Last week, the U.S. Supreme Court declined to hear a challenge from Internet retailer Amazon.com over its being forced by a state to collect sales tax, even though it didn’t have a physical presence in that state.
It’s a hot-button topic, particularly here in Amazon’s home state.
It’s a sticky situation that is sure to have repercussions on both large and small retailers, online and traditional.
Who should decide whether an online retailer must collect sales tax? Should it be regulated by the federal government?
Or should it be handled more locally, at either a state or municipal level? Should shoppers pay the sales tax for where they live or where the company is located?

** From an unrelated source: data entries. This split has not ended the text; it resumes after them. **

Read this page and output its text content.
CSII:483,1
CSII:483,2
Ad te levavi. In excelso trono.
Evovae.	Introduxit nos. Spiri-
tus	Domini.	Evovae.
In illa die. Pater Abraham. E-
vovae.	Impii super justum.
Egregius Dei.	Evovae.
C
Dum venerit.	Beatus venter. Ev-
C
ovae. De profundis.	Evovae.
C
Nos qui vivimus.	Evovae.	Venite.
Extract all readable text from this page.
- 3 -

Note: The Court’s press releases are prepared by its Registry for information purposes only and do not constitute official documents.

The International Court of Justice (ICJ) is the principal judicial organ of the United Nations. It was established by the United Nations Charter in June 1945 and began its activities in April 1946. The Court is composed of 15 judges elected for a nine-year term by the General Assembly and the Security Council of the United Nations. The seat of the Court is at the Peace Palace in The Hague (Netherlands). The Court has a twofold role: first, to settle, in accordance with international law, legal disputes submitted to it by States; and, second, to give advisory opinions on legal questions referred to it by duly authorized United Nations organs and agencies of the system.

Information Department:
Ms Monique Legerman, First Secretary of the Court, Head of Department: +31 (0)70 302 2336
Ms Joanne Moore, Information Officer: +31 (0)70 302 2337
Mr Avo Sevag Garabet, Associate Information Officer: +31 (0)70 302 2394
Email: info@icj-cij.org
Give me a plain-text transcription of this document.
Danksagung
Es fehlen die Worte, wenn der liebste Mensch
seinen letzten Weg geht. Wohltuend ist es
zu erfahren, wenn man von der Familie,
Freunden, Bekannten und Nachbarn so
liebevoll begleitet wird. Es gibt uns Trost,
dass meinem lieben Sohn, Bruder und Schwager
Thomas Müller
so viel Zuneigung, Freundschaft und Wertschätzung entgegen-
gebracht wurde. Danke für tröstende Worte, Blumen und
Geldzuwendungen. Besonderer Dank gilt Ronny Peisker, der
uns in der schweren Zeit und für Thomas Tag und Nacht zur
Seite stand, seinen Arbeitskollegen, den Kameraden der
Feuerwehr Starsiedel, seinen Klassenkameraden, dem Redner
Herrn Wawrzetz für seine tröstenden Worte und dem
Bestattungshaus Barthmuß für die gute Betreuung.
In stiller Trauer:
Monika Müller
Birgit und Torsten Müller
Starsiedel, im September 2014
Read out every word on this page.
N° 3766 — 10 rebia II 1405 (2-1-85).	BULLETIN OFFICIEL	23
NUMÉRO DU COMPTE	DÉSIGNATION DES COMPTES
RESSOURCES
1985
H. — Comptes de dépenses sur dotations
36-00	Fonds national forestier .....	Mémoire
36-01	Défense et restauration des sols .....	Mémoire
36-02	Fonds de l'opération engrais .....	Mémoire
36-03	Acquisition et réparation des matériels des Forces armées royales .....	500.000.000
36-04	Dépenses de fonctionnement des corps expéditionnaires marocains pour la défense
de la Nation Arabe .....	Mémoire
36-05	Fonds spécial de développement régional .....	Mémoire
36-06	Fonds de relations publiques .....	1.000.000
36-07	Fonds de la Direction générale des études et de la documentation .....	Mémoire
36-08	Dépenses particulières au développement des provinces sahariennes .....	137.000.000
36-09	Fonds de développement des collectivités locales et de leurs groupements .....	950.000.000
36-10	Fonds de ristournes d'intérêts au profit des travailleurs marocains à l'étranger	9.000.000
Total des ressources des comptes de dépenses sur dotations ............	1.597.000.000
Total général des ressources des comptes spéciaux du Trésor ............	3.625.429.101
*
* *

Then there’s the question of fairness. Why should a retailer with a physical location collect sales tax when an online store doesn’t have to?
The list of questions goes on and on. And the issue seems more confusing than it needs to be.
Boiling it down to simpler terms:
Nearly all government agencies say they are starving for money. But is another tax really the answer?
Most consumers — and affected retailers themselves — adamantly say “no.” And we believe government, at all levels, needs to take a more fiscally conservative approach to revenues and expenses before levying more taxes.
But without taxing online sales, would we be giving shoppers another incentive to avoid the brick and mortar stores that support our hometowns?
Traditional retailers say the tax-free factor gives Internet businesses an unfair advantage. With online shopping expanding rapidly with no end in sight, they may be right.
There’s no doubt that the question of how to handle taxes for Internet retailers is one that must be addressed. A short-sighted approach to a long-term problem could muddy the issue even further.
We don’t have the answer.
But we recognize this could be a cornerstone issue for years to come. And the outcome will likely affect us all.